Only a local government could have given this idea wings, he added. "Nobody else spends their days in the mundane world of land-secured financing districts."
New England offers another example of a regional program shaping national policy.
In 2009 ten states agreed to cap their emissions and created the nation's first greenhouse-gas-emissions trading program. It auctioned allowances, created a carbon market and to date has sent $582 million into the coffers of participating states.
But before this started, the only example of a carbon cap-and-trade program was Europe's, which had seen wild price swings and windfall profits for utilities. The stability of the Regional Greenhouse Gas Initiative, as New England's cap-and-trade program is known, silenced those critics and placed it in the foreground of the national discussion on how to run these policies," said Tom Tietenberg, emeritus professor of economics at Colby College in Maine.

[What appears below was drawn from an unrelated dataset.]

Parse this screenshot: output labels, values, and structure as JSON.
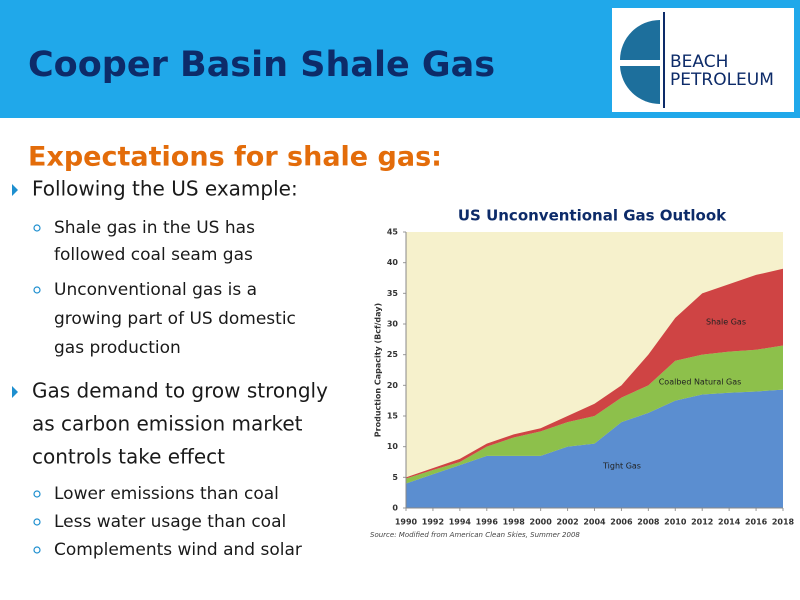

"It's been one of the primary reasons auctions are now prominently part of the (climate) bill." Politicians, he added, have no problem spotting RGGI's revenue. "It reduces the negative impact of a carbon bill."
Of course, there are tensions: RGGI has strong regional support in part because it funnels cash back to state coffers. While some states have siphoned that revenue to patch deficits, others – such as Maine – have used it to make significant gains in energy efficiency, far outpacing federal efforts.
But the Senate climate bill as drafted voids regional emissions schemes like RGGI and state efforts like California's. That has raised hackles from local leaders who want to retain control over their own programs and revenue.